Jennifer O’Malley Dillon, who has led the former vice president’s campaign since the end of the Democrat primaries, told supporters during a virtual election protection briefing that Trump’s recent suggestions of declaring victory on election night if the race seemed to be going his way were improper. She argued that given the nature of voting during the novel coronavirus pandemic, it would be impossible for a victor to be determined until in-person and vote-by-mail ballots were counted—a process that could take days.
“We want to be clear with you that if he tries to do that, that will not be true,” O’Malley Dillon said. “Just declaring victory without actually having won … is really basically trying to say that COVID is over even though we know it’s not and all the evidence is saying that COVID in this country continues.”

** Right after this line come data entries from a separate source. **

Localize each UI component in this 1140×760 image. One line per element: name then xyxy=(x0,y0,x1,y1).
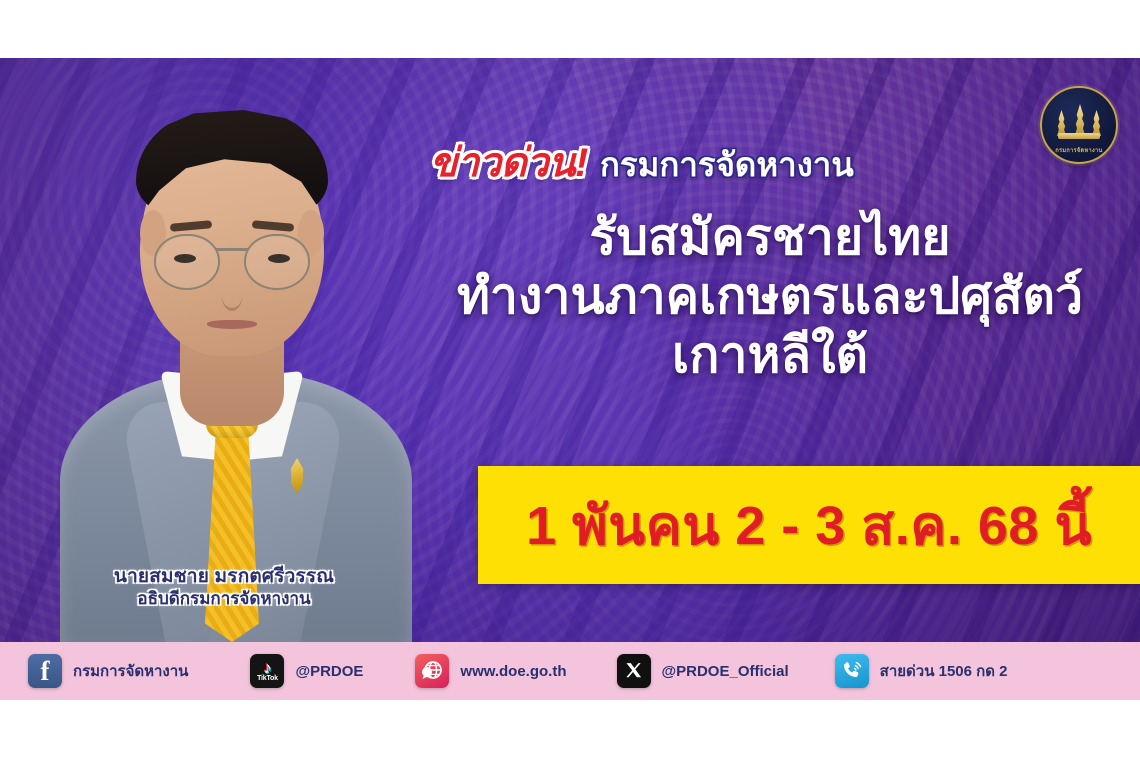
tiktok-note-glyph: ♪ xyxy=(263,662,271,675)
lens-right xyxy=(244,234,310,290)
glasses-bridge xyxy=(216,248,248,251)
footer-item-tiktok[interactable]: ♪ TikTok @PRDOE xyxy=(250,654,363,688)
nose xyxy=(221,274,243,311)
portrait-caption: นายสมชาย มรกตศรีวรรณ อธิบดีกรมการจัดหางา… xyxy=(24,566,424,608)
spire-center xyxy=(1073,104,1088,136)
facebook-label: กรมการจัดหางาน xyxy=(73,659,188,683)
footer-item-website[interactable]: www.doe.go.th xyxy=(415,654,566,688)
headline-line-1: รับสมัครชายไทย xyxy=(420,208,1120,267)
tiktok-icon[interactable]: ♪ TikTok xyxy=(250,654,284,688)
footer-item-facebook[interactable]: f กรมการจัดหางาน xyxy=(28,654,188,688)
quota-date-text: 1 พันคน 2 - 3 ส.ค. 68 นี้ xyxy=(526,482,1092,568)
emblem-base xyxy=(1058,133,1100,139)
tiktok-icon-caption: TikTok xyxy=(257,675,278,683)
eyebrow-line: ข่าวด่วน! กรมการจัดหางาน xyxy=(430,130,1030,194)
department-logo: กรมการจัดหางาน xyxy=(1040,86,1118,164)
facebook-icon[interactable]: f xyxy=(28,654,62,688)
phone-glyph xyxy=(840,659,864,683)
hotline-label: สายด่วน 1506 กด 2 xyxy=(880,659,1008,683)
director-portrait xyxy=(22,58,442,642)
department-label: กรมการจัดหางาน xyxy=(600,138,854,191)
website-label: www.doe.go.th xyxy=(460,663,566,680)
headline-block: รับสมัครชายไทย ทำงานภาคเกษตรและปศุสัตว์ … xyxy=(420,208,1120,385)
contact-footer-bar: f กรมการจัดหางาน ♪ TikTok @PRDOE xyxy=(0,642,1140,700)
globe-glyph xyxy=(420,659,444,683)
quota-date-banner: 1 พันคน 2 - 3 ส.ค. 68 นี้ xyxy=(478,466,1140,584)
logo-ring-text: กรมการจัดหางาน xyxy=(1045,145,1113,155)
emblem-spires-icon xyxy=(1053,103,1105,136)
director-role: อธิบดีกรมการจัดหางาน xyxy=(24,589,424,608)
director-name: นายสมชาย มรกตศรีวรรณ xyxy=(24,566,424,587)
website-icon[interactable] xyxy=(415,654,449,688)
tiktok-label: @PRDOE xyxy=(295,663,363,680)
lens-left xyxy=(154,234,220,290)
breaking-news-label: ข่าวด่วน! xyxy=(430,130,588,194)
x-label: @PRDOE_Official xyxy=(662,663,789,680)
headline-line-3: เกาหลีใต้ xyxy=(420,326,1120,385)
footer-item-hotline[interactable]: สายด่วน 1506 กด 2 xyxy=(835,654,1008,688)
footer-item-x[interactable]: @PRDOE_Official xyxy=(617,654,789,688)
mouth xyxy=(207,320,257,329)
headline-line-2: ทำงานภาคเกษตรและปศุสัตว์ xyxy=(420,267,1120,326)
x-twitter-icon[interactable] xyxy=(617,654,651,688)
poster-canvas: นายสมชาย มรกตศรีวรรณ อธิบดีกรมการจัดหางา… xyxy=(0,58,1140,700)
phone-hotline-icon[interactable] xyxy=(835,654,869,688)
x-glyph xyxy=(624,661,644,681)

“We want to be fundamentally clear, what we believe to be true, under no scenario will Donald Trump be declared a victor on election night,” she added.
O’Malley Dillon’s assertion that Trump would not be declared a victor on Tuesday comes as the Biden campaign has begun fundraising for the prospect that a protracted legal battle will ensue well after Election Day. As part of the preparations, the former vice president’s campaign has already recruited more than 600 election lawyers to help fight any “chicanery” in the vote-by-mail process.
As Breitbart News reported in May, widespread vote-by-mail could pose a significant logistical problem for state and local election bureaus. Not only would such bureaus need to have the appropriate equipment, such as specialized high-speed scanners, to process large numbers of absentee ballots, but they would further have to mount public awareness campaigns informing voters on how to vote by mail.
Such efforts would likely prove a burden on local governments, which are already facing difficulty because of the coronavirus, and could delay the reporting of results well after Election Day, creating political instability. Wisconsin indicated the possibility of this scenario when it took more than a month to count at least 30,000 outstanding mail-in ballots from the state’s April 3 Democrat presidential primary.